My mother was once again letting me use her BMW. Jason wanted to take the car on a drive. I refused. He tore the keys from my hands. I dove into the passenger’s seat. He sped through the reservation at 110, 120, 140 miles an hour. I yelled at h
im to stop. He kept speeding, flew over a flimsy bridge, into the mountains. I was sure he was going to crash. It was dark when he hit the brakes back in front of the house. Can we make love yet, babe? he asked, out of breath with exhilaration.
I’m not ready yet, I said, trying to hide my absolute lack of desire to ever have sex with him by planting a kiss on his lips.
He wrapped his arms around me, encouraged. But we’ve been together three months.
I shrugged him off. Um, that’s not true. We broke up a million times, remember?
Come on, babe, he said, grabbing my hand and pressing it against his crotch. I pulled away. I suspected Jason had sexually transmitted diseases.
He sighed. Fine, let’s go into the back seat and cuddle, at least.

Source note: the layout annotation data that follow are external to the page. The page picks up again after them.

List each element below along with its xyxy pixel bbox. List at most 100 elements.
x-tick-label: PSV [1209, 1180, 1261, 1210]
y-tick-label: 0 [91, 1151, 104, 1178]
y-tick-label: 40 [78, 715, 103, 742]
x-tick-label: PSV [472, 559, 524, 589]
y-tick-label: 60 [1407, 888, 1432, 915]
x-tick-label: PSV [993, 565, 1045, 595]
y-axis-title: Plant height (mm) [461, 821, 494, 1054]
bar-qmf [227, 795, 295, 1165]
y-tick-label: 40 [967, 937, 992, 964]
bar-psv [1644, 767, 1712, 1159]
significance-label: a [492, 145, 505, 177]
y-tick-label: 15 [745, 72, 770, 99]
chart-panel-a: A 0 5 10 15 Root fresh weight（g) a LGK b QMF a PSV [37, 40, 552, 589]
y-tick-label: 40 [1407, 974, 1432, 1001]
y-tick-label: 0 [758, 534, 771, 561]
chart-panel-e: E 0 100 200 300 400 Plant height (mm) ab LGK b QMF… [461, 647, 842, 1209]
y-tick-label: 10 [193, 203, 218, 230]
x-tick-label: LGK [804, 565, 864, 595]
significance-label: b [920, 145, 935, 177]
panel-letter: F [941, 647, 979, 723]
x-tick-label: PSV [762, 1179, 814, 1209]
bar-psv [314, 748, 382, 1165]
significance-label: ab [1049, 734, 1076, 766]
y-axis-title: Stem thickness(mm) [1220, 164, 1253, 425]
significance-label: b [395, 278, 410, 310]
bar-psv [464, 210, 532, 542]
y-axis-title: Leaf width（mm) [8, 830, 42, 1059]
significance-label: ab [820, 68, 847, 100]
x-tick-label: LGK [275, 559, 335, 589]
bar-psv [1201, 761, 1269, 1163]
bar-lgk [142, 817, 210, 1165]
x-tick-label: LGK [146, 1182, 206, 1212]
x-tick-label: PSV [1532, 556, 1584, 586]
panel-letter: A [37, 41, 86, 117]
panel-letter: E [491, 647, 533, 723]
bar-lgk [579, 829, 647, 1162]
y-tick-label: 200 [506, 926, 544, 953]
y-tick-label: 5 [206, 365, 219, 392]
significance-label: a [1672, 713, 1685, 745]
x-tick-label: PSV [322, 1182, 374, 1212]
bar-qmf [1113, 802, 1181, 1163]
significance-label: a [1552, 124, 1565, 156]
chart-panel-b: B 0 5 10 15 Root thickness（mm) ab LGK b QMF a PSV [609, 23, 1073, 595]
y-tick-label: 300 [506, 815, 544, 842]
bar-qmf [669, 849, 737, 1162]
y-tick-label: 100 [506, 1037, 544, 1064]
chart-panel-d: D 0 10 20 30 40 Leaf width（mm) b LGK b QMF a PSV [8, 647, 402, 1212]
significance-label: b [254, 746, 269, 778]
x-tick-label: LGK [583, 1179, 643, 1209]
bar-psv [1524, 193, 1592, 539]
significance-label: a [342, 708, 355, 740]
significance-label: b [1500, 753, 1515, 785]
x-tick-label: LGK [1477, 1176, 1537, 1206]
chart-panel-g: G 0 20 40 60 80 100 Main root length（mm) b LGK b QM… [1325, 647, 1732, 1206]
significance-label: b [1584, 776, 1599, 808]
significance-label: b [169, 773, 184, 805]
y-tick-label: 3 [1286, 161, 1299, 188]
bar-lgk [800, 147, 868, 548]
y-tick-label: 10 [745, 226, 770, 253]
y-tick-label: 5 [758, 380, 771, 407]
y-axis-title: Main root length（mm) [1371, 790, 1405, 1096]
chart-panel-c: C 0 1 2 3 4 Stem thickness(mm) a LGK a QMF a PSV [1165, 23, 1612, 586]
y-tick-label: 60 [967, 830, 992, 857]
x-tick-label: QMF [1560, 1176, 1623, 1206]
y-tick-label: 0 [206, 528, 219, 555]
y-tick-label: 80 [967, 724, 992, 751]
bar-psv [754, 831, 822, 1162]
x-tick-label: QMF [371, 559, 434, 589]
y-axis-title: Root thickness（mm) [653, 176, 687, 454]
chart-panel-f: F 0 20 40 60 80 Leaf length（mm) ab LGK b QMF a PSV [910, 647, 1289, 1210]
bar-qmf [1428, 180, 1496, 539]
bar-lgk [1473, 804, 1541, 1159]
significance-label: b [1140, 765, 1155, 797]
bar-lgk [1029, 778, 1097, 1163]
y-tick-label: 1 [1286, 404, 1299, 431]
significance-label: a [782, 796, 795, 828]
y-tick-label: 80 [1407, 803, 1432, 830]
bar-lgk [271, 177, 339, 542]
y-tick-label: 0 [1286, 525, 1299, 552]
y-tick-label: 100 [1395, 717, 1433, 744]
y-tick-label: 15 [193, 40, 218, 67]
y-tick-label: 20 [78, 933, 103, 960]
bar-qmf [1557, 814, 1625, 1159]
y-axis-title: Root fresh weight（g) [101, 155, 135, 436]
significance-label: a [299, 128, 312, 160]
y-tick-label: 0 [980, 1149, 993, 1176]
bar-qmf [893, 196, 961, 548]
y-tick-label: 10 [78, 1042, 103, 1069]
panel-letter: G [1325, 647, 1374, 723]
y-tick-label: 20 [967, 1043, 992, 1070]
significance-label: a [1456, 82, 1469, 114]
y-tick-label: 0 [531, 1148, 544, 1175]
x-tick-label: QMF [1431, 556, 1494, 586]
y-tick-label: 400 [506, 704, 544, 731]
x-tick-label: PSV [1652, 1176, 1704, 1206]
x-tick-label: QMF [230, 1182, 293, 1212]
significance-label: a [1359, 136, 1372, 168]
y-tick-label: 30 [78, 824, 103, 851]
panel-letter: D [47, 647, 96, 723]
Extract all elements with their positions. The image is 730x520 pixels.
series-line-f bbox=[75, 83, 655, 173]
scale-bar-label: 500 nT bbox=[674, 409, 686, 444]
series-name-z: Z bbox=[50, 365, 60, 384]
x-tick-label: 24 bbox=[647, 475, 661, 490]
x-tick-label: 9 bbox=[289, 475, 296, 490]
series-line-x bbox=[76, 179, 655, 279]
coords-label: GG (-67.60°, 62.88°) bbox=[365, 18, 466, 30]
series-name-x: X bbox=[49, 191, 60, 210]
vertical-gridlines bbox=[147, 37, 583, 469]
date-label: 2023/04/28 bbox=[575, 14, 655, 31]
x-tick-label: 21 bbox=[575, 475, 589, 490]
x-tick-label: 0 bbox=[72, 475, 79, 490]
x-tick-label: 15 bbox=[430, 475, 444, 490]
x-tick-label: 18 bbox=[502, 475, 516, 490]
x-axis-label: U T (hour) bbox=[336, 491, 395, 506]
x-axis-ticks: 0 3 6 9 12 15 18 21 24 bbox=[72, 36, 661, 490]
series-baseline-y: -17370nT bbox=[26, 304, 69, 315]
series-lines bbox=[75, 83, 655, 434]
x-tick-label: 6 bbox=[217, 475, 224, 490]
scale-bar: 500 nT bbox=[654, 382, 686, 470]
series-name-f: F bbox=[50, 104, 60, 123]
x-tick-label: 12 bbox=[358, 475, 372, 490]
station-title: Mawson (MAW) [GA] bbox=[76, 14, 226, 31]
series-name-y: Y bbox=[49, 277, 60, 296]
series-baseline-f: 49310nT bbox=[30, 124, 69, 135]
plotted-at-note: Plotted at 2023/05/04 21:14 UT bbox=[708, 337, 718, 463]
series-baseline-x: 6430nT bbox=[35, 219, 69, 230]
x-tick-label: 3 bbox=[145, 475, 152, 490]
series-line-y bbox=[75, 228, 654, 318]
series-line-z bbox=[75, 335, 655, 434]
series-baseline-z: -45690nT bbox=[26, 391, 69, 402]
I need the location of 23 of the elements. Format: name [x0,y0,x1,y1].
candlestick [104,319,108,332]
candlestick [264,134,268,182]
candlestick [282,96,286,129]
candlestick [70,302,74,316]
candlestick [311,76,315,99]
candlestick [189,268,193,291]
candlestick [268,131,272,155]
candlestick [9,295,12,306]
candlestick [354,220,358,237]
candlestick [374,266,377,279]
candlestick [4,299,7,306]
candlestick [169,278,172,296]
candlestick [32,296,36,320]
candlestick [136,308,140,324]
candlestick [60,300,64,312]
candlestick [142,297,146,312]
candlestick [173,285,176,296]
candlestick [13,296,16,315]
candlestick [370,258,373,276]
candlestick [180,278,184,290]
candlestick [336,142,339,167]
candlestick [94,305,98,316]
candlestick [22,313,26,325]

He crawled into the back. I followed, wondering how soon I could leave without making him angry. Jason unzipped his pants and pulled out his penis, which struck me as grotesque in its elephantine size. I realized, then, that if Jason wanted to, he could rape me; he could call his friends and have them rape me, too; they could kill me and bury my body in the mountains.
Jason, I told you, I’m not ready.
Jason grabbed my face and kissed me aggressively. I retreated. What’s your problem? he asked. He grabbed my arm and yanked me closer. He stuck his tongue down my throat, twisted his body, pinned mine down. Jason, I said no. I didn’t want to scream. I didn’t want to piss him off. I was afraid to lure his friends. I lay there saying no and no as nicely as possible. He pushed my underwear aside as I tried to dissuade him in polite whispers. He pushed himself into me. He thrust: once, twice. When he saw tears on my face, he froze. Okay, okay.
He pulled out, sat up and zipped up his pants. Fine, babe, fine. He smoothed his hair, looking stressed. You know I’m willing to wait as long as it takes. I love you, babe.